It found a small mention in foreign secretary Vinay Mohan Kawatra's briefing to the media after the Quad summit between the four leaders of the US, Japan, India and Australia in Tokyo. A mention that the joint statement welcomed a new maritime domain awareness initiative, the Indo-Pacific Partnership for Maritime Domain Awareness (IPMDA), which is designed to work with regional partners to respond to humanitarian and natural disasters and combat illegal fishing.
The two words, illegal fishing, are clearly directed towards China which has dominance over fishing as it does over almost every sphere, in this region at least. The joint statement says that ``IPMDA will support and work in consultation with Indo-Pacific nations and regional information fusion centres in the Indian Ocean, south east Asia and the Pacific Islands by providing technology and training to support enhanced, shared maritime domain awareness to promote stability and prosperity in our seas and oceans. The IPMDA embodies what the Quad stands for: catalysing our joint efforts towards concrete results that help to make the region more stable and prosperous.''
They may call this an issue of prosperity, but the IPMDA has an undeniable security and strategic focus, too, and India will play an important role here. India opened the Information Fusion Centre for Indian Ocean Region way back in 2018, when the Quad had not yet been elevated to the level of summits of government heads. This centre, based in Gurugram, was set up to co ordinate with regional countries on maritime issues and act as a repository of maritime data. It has linkages with over 20 countries, and the Liasion Officers that each of these countries sends to the centre work directly with officers of the Indian Armed Forces. Among the various functions of the centre is to monitor all maritime traffic in the Indian Ocean, assisted with satellite data. With other such centres in the region also joining forces under the IPMDA, the aim is to monitor all maritime activities in the Indo-Pacific.

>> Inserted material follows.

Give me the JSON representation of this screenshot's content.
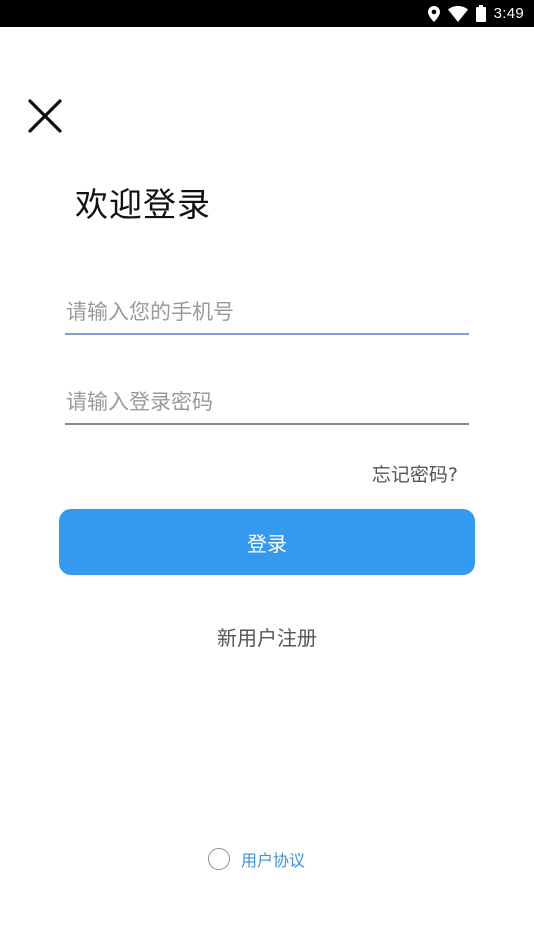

India has always made a strong pitch for a rules-based world order, with respect to international laws, including the UNCLOS or United Nations Convention on the Laws of the Open Seas. China has brazenly flouted the UNCLOS, which has brought it into tension with many of its neighbours including the Philippines and Vietnam.
Apart from keeping a strategic eye in the Indo-Pacific, clearly on China and its expansionist activities, the stated threat of illegal fishing is also a matter of concern. Securing fish is an important factor for the economy of maritime nations, and China, is reportedly responsible for 95 per cent of illegal fishing in the region. Its distant water fishing fleet reportedly has over 17,000 fishing vessels. Containing Chinese illegal fishing is a matter of concern, specially for the smaller countries in the Indo-Pacific Region, which do not have the wherewithal to trawl on the scale of the Chinese fishing fleet.
How successful the Quad endeavour will be in securing fish within the Indo-Pacific waters remains to be seen given that China has not given much care to international strictures in the past over any of its activities.